Pandora chairman and chief executive Joseph Kennedy steps down.
Pandora Media has reported a 54% rise in revenues during the fourth quarter.
During the quarter, the company's content-acquisition costs rose 59%, compared to a 75% rise in the prior period.
The company's advertising-supported service revenues from mobile devices increased by 111% to $80.3m during the quarter and reported a 70% rise in its total listener hours on mobile.
Pandora posted a loss of $14.6m for the quarter, over a loss of $8.2m in the year-ago period, while advertising revenue rose 51% to $109m and revenue generated through subscriptions for ad-free service and other revenue increased by 74% to $16.1m.

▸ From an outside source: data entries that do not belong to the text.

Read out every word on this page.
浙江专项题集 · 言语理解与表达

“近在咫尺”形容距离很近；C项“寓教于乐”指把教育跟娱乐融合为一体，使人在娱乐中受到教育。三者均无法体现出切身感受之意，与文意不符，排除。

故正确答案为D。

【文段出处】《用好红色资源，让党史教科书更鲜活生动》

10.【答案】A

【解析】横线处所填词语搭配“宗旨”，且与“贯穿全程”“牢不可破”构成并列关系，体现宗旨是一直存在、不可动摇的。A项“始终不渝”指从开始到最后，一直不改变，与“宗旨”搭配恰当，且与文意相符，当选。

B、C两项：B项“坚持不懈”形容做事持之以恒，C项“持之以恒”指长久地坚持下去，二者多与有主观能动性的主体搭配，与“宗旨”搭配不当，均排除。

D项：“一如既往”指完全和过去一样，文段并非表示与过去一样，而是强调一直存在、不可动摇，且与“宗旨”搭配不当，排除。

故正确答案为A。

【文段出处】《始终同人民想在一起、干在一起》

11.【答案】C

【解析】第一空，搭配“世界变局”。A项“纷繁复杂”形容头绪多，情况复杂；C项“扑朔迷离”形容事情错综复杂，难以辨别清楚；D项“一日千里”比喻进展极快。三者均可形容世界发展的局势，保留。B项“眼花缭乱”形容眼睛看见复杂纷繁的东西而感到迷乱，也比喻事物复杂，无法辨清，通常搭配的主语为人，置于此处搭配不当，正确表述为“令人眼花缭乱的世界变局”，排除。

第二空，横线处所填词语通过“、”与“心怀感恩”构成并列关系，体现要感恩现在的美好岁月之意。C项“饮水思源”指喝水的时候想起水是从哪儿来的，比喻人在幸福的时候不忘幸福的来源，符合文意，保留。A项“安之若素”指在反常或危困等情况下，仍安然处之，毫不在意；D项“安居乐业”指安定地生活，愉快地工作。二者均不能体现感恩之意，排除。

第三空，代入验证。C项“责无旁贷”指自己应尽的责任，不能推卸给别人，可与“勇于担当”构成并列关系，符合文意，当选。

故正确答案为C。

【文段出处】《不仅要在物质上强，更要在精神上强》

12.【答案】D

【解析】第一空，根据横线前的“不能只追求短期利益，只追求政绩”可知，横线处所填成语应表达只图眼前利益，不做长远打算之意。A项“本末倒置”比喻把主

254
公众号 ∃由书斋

Despite posting a growth and better-than-expected earnings for the fourth quarter and full year, the company's chairman and chief executive, Joseph Kennedy, surprisingly announced his resignation.
Kennedy said that the resignation follows discussions with the board over the company's future.
"As part of our Board discussions of the road that lies ahead, I reached the conclusion and advised the Board that the time is right to begin a process to identify my successor," Kennedy said.
"There is a tremendous market opportunity ahead and I look forward to continuing to work with all the great people at Pandora to keep driving the business forward."
The radio service provider is planning to start a process to find a successor to Kennedy, who led the company since 2004 and will continue in his current role until a successor is named.